3. Shared Pointer Operations

Shared pointers support various operations:

1. Dereference using * and -> operators.

2. Checking reference count using use_count().

3. Resetting the pointer using reset() to release ownership.

4. Swapping pointers using swap().

              
            
C++

          Shared pointer operations
        
#include <iostream>
#include <memory>

int main() {
    std::shared_ptr<int> p1 = std::make_shared<int>(50);
    std::shared_ptr<int> p2 = p1; // Shared ownership

    std::cout << "Value of p1: " << *p1 << std::endl;
    std::cout << "Reference Count: " << p1.use_count() << std::endl;

    p1.reset(); // Release ownership from p1
    std::cout << "After p1.reset(), Reference Count of p2: " << p2.use_count() << std::endl;

    return 0;
}

Value of p1: 50
Reference Count: 2
After p1.reset(), Reference Count of p2: 1

4. Shared Pointers in Containers

Shared pointers can be stored in standard containers such as vector, map, and list. This helps manage memory automatically for dynamic objects stored in containers.

              
            
C++

          Using shared pointers in vector
        
#include <iostream>
#include <vector>
#include <memory>

int main() {
    std::vector<std::shared_ptr<int>> vec;

    vec.push_back(std::make_shared<int>(10));
    vec.push_back(std::make_shared<int>(20));
    vec.push_back(std::make_shared<int>(30));

    for(auto &ptr : vec) {
        std::cout << "Value: " << *ptr << ", Ref Count: " << ptr.use_count() << std::endl;
    }

    return 0;
}

Value: 10, Ref Count: 1
Value: 20, Ref Count: 1
Value: 30, Ref Count: 1

5. Common Mistakes with Shared Pointers

1. Creating a shared pointer from a raw pointer that is already managed → leads to double deletion.

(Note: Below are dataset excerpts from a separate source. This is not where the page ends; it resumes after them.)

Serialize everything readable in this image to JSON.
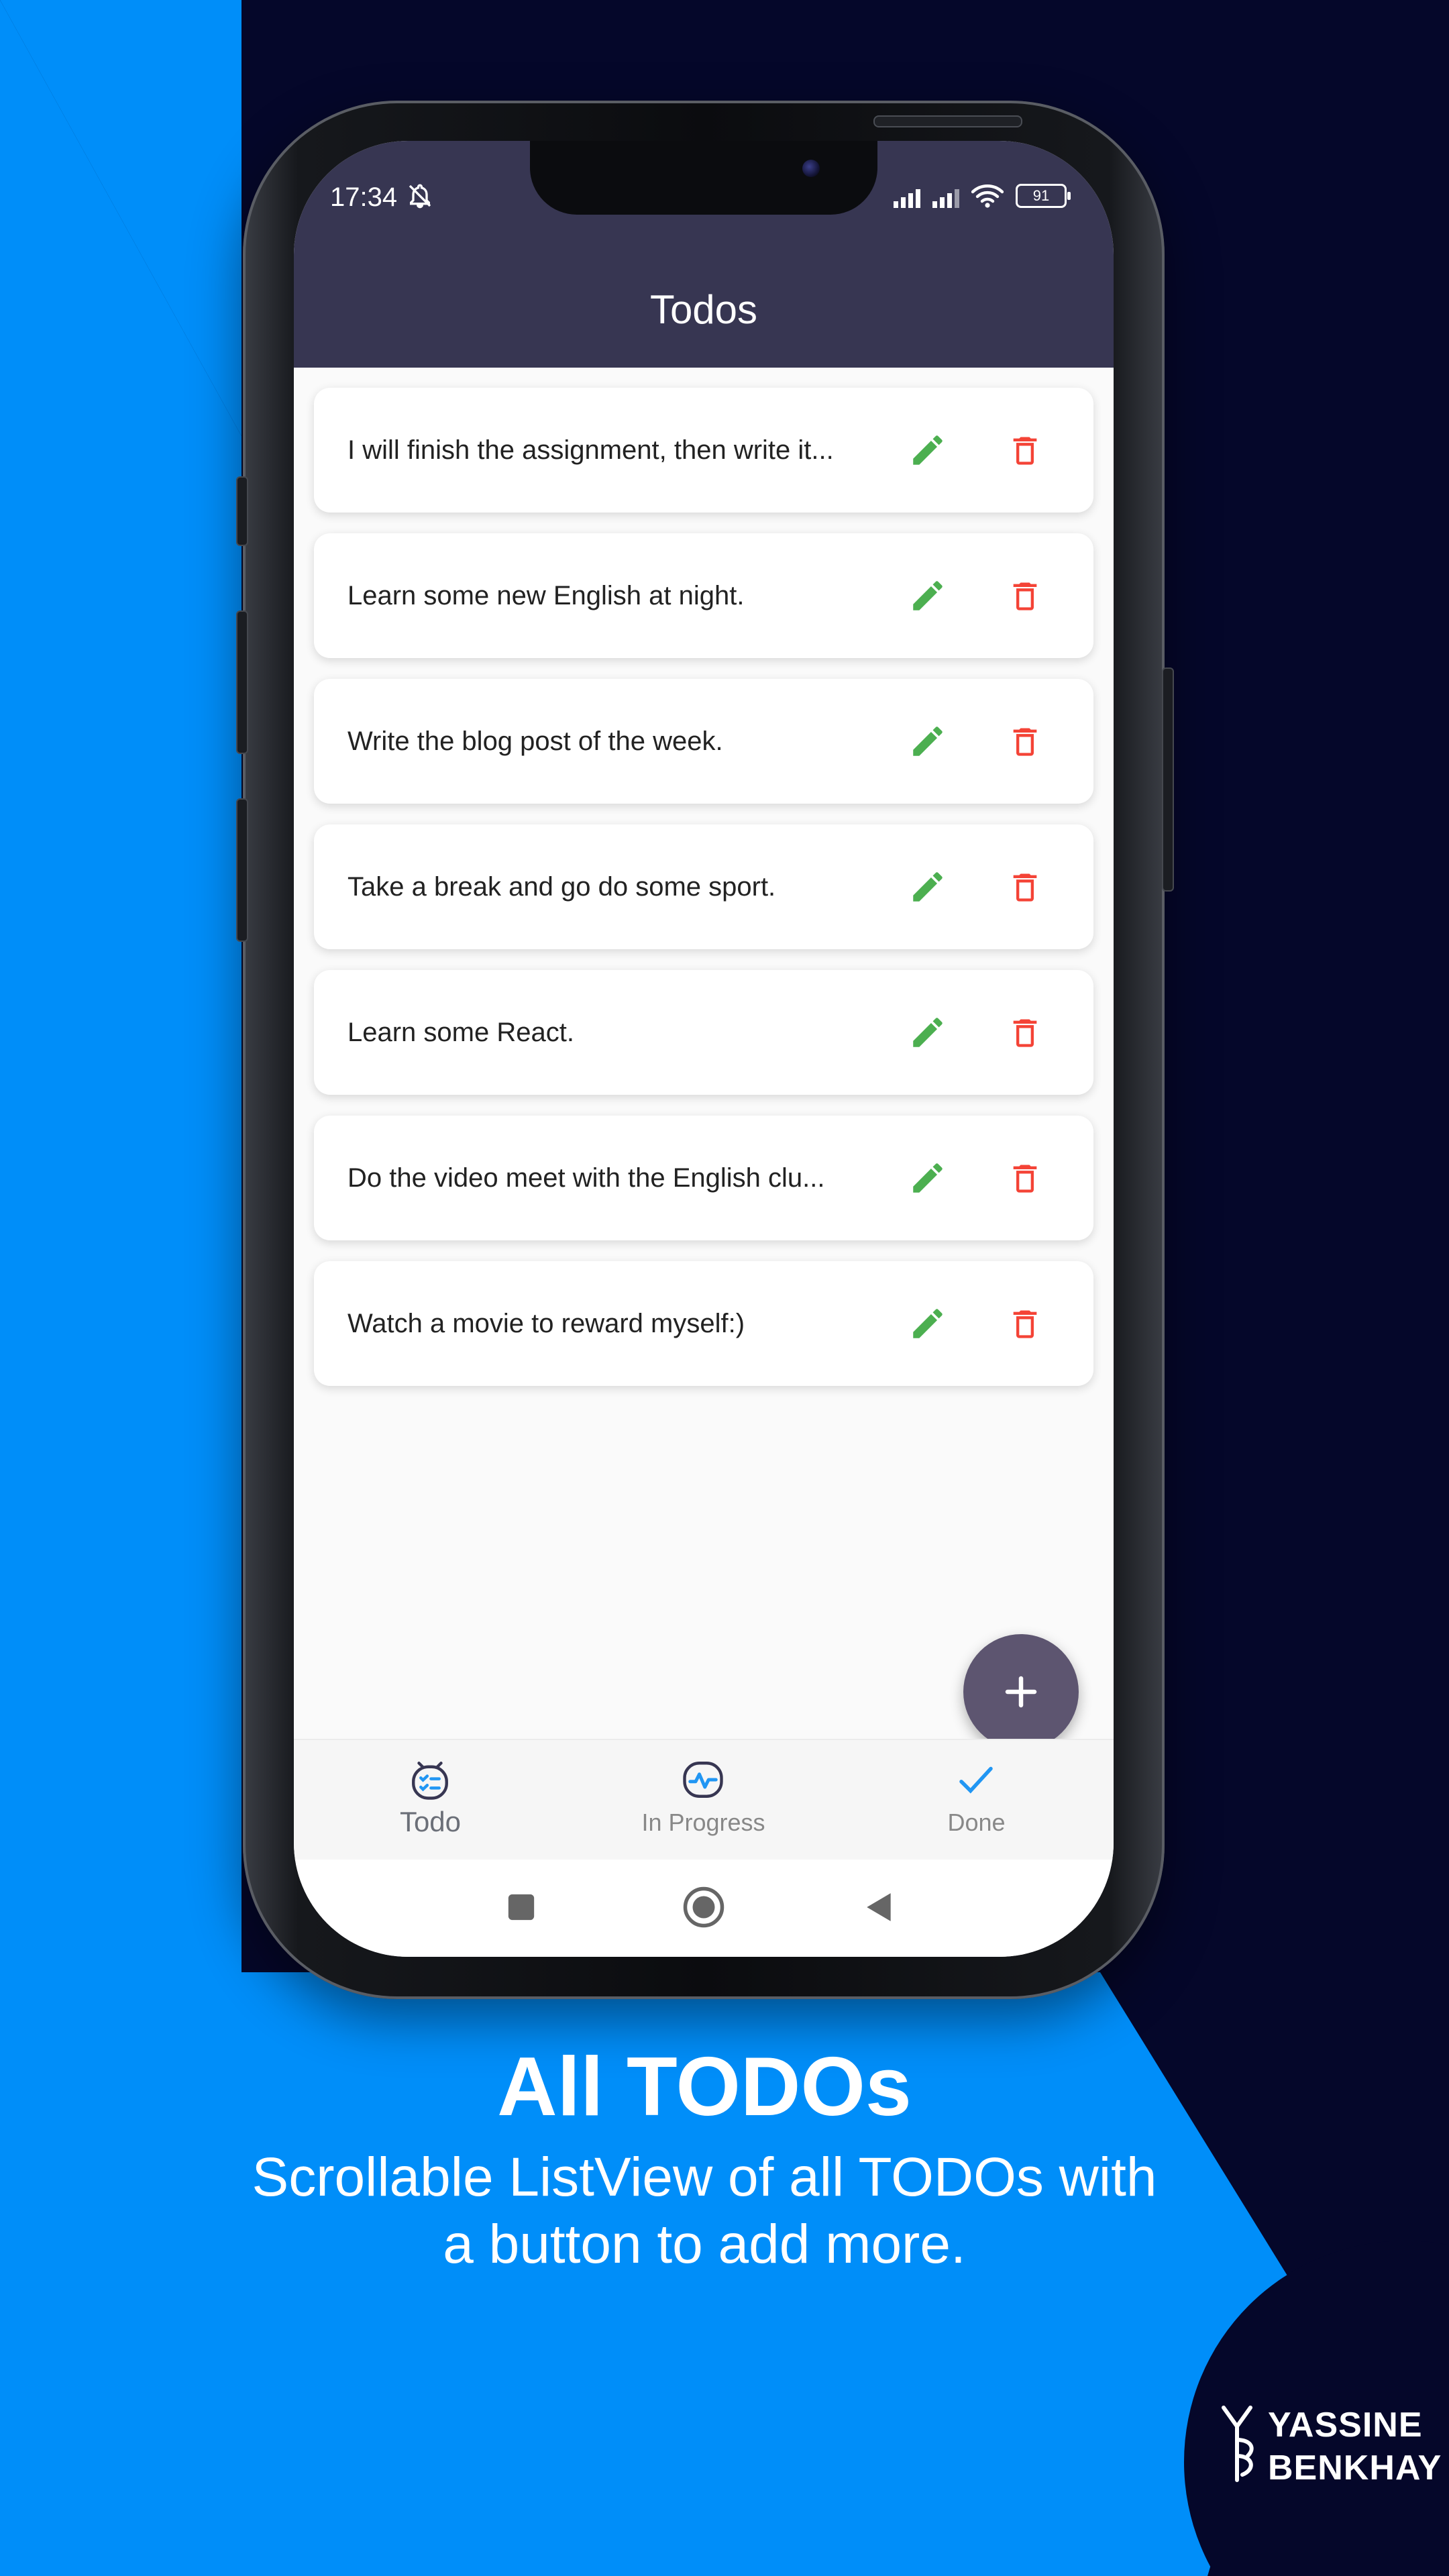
{
  "status_bar": {
    "time": "17:34",
    "battery": "91"
  },
  "app_bar": {
    "title": "Todos"
  },
  "todos": [
    {
      "text": "I will finish the assignment, then write it..."
    },
    {
      "text": "Learn some new English at night."
    },
    {
      "text": "Write the blog post of the week."
    },
    {
      "text": "Take a break and go do some sport."
    },
    {
      "text": "Learn some React."
    },
    {
      "text": "Do the video meet with the English clu..."
    },
    {
      "text": "Watch a movie to reward myself:)"
    }
  ],
  "icons": {
    "edit": "pencil-icon",
    "delete": "trash-icon",
    "fab": "plus-icon"
  },
  "bottom_nav": {
    "items": [
      {
        "label": "Todo",
        "icon": "checklist-icon",
        "active": true
      },
      {
        "label": "In Progress",
        "icon": "activity-icon",
        "active": false
      },
      {
        "label": "Done",
        "icon": "check-icon",
        "active": false
      }
    ]
  },
  "caption": {
    "title": "All TODOs",
    "subtitle_line1": "Scrollable ListView of all TODOs with",
    "subtitle_line2": "a button to add more."
  },
  "brand": {
    "line1": "YASSINE",
    "line2": "BENKHAY"
  },
  "colors": {
    "background_dark": "#05072a",
    "background_blue": "#008ef9",
    "app_bar": "#373652",
    "edit_green": "#4caf50",
    "delete_red": "#f44336",
    "fab": "#5d5570",
    "nav_active_icon": "#2196f3"
  }
}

2. Cyclic references between shared_ptr objects → memory leak because reference count never reaches zero.

3. Mixing shared_ptr and raw delete → unsafe, may cause undefined behavior.

4. Passing shared_ptr by value unnecessarily → can increase reference count overhead, prefer passing by const reference when possible.

6. Weak Pointers to Avoid Cyclic References

A std::weak_ptr is a smart pointer that does not contribute to reference count. It is used to break cyclic dependencies between shared pointers. The weak pointer can be converted to shared_ptr temporarily using lock().

              
            
C++

          Breaking cyclic references using weak_ptr
        
#include <iostream>
#include <memory>

struct Node {
    int data;
    std::shared_ptr<Node> next;
    std::weak_ptr<Node> prev;
    Node(int val) : data(val) {}
};

int main() {
    auto first = std::make_shared<Node>(1);
    auto second = std::make_shared<Node>(2);

    first->next = second;
    second->prev = first; // weak_ptr avoids cyclic reference

    std::cout << "First Node Data: " << first->data << std::endl;
    std::cout << "Second Node Data: " << second->data << std::endl;

    return 0;
}

7. Best Practices

1. Prefer std::make_shared over constructor with new for efficiency and safety.

2. Avoid raw pointers mixed with shared_ptr.

3. Pass shared_ptr by const reference when passing to functions to avoid unnecessary reference count increase.

4. Use weak_ptr to prevent memory leaks from cyclic references.

5. Understand ownership semantics before using shared_ptr extensively.

Conclusion

C++ shared pointers provide automatic memory management through reference counting. They simplify code, prevent memory leaks, and integrate well with standard containers. By following best practices and understanding potential pitfalls like cyclic references, shared_ptr becomes a powerful tool in modern C++ programming.